Le leitmotiv est ici de proposer des espaces de vie et de travail à diverses échelles propices à la rencontre et à la multidisciplinarité et à l’accélération de l’innovation. Ces espaces à dimensions variables mais toujours humaines (comme les piazzas à la romaine) sont reliés au sol par des pistes cyclables tandis qu’à plus de 6m60 de hauteur, des passerelles perchées dans les arbres offrent des points de vue inédits sur les détails végétaux en ferronnerie dessinés par Frédéric Bruneel.
Tous ces espaces de co-working, d’e-commerce, et d’e-sharing peuvent être dédiés à plusieurs entreprises ayant une vocation durable ou devenir une véritable pépinière de startups. Les aménagements intérieurs sont flexibles, facilement transformables grâce aux double-decks pré-innervés par les fluides et les TIC. Ils mettent en œuvre uniquement des matériaux biosourcés, recyclés et/ou recyclables adoptant la chartre “Cradle to Cradle”.
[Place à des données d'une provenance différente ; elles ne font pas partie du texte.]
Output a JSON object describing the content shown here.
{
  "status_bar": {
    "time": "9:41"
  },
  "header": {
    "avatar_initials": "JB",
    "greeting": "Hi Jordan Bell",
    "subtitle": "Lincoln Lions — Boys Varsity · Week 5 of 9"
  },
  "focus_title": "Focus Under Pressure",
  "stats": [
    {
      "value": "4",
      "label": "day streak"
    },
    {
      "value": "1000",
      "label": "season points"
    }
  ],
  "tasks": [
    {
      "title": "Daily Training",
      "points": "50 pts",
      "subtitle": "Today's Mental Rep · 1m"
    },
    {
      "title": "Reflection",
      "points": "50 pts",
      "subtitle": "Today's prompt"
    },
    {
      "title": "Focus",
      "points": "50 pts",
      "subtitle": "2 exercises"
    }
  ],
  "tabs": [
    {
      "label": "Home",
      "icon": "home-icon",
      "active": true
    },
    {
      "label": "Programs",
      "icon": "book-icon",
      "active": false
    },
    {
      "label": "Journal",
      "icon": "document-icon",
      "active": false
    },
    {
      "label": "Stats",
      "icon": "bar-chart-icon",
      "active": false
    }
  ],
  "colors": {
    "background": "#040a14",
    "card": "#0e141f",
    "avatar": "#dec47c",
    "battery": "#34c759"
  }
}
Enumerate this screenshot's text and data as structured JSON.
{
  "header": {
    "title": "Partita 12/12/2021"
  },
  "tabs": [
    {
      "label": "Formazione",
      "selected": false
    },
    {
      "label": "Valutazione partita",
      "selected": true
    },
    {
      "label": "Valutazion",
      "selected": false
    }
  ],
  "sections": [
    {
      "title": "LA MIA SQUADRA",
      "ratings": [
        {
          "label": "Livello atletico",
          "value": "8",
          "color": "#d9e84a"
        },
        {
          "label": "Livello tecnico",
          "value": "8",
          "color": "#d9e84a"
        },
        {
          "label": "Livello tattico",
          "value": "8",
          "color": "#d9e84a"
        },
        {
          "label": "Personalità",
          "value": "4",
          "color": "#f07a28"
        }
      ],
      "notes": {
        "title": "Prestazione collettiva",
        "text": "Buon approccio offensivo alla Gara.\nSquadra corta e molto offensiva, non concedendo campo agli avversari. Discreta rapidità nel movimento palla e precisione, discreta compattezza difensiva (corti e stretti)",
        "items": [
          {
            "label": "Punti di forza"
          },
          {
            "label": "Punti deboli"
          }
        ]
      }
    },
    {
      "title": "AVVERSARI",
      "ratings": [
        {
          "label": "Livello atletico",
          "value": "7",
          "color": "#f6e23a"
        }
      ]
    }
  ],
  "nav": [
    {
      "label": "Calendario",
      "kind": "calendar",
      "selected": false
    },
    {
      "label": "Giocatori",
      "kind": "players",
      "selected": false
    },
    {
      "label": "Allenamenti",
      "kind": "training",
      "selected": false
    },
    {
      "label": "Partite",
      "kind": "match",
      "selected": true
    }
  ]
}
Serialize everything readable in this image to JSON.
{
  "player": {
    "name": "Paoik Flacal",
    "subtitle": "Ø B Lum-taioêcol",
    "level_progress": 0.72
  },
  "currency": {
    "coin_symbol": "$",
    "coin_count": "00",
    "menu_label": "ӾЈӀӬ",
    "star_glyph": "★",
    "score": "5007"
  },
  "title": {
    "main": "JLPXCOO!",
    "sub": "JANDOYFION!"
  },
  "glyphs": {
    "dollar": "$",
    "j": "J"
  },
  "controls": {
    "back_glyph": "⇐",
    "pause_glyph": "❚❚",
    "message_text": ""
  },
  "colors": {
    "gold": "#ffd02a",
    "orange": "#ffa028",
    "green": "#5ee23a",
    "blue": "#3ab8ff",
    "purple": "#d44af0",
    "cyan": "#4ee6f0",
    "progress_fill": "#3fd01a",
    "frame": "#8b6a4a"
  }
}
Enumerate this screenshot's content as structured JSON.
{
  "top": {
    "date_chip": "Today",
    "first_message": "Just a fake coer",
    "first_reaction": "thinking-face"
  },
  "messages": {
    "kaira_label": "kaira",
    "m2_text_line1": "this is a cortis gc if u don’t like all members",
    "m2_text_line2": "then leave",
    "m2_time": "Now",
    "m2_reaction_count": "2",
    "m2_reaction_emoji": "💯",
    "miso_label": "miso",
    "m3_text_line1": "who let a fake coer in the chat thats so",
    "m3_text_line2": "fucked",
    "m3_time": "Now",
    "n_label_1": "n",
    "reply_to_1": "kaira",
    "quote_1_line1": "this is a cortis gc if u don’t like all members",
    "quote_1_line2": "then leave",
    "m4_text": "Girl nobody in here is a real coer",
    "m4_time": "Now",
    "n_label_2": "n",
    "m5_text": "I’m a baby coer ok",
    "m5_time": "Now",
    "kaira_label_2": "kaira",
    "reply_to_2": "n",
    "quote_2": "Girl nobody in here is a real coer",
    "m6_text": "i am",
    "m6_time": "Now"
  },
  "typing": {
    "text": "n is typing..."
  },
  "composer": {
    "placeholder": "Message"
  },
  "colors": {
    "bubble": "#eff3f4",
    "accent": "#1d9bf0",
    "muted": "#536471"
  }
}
Enveloppé de façades étanches à l’eau et à l’air et à haute inertie thermique, l’immense vaisseau forme un espace microclimatique réduisant les besoins à la source. Il intègre ensuite les règles du bioclimatisme passif et les énergies renouvelables de pointe telles que : la récupération des eaux pluviales, les puits canadiens assurant la ventilation naturelle, les jardins évapo-transpirants, la cogénération biomasse, une ferme de 88 éoliennes axiales à sustentation magnétique (88 x 770 KWh/an = 67 760 KWh/an) implantée sur les corniches, des toitures à énergies solaire et thermique (18 000 M² x 120 KWh/M²/an = 2 160 000 KWh/an), des façades sud en cellules de silicium (9 600 M² x 60 KWh/M²/an = 576 000 KWh/M²/an).
Tout concourt ici à la création d’un BEPOS, c’est-à-dire un Bâtiment à Energie Positive produisant 186 % de ses besoins annuels, soit 2 803 760 KWh/an pour une consommation raisonnée estimée à 50 000 M² x 30 KWh/M²/an = 1 500 000 KWh/an). Auto-suffisante, la Gare Maritime présente donc une plus-value énergétique de 86 % à redistribuer en temps réel à ses bâtiments voisins historiques ou aux futurs logements durables lui faisant face.
Des forêts verticales
La « Zone B » fait face au fronton Nord de la Gare Maritime et est dédiée à la construction de 85 000 M² de logements d’échelles diverses et de commerces de proximité.
Le concept des Forêts Verticales est de construire des Sky-Villas, c’est-à-dire des maisons individuelles avec potagers privatifs et vergers communautaires dans le ciel de Bruxelles, bref tous les avantages de la vie à la campagne et en ville enfin réunis. Ce concept de village vertical correspond à la ségrégation géographique, aujourd’hui obsolète, entre le lieu de vie privée à la campagne et le lieu de travail en cœur urbain. Il combat le tout à l’automobile de 20ème siècle pour réintégrer le concept de la ville pédestre dédiée aux transports doux et partagés. Moins de temps dans sa voiture, c’est plus de temps pour soi !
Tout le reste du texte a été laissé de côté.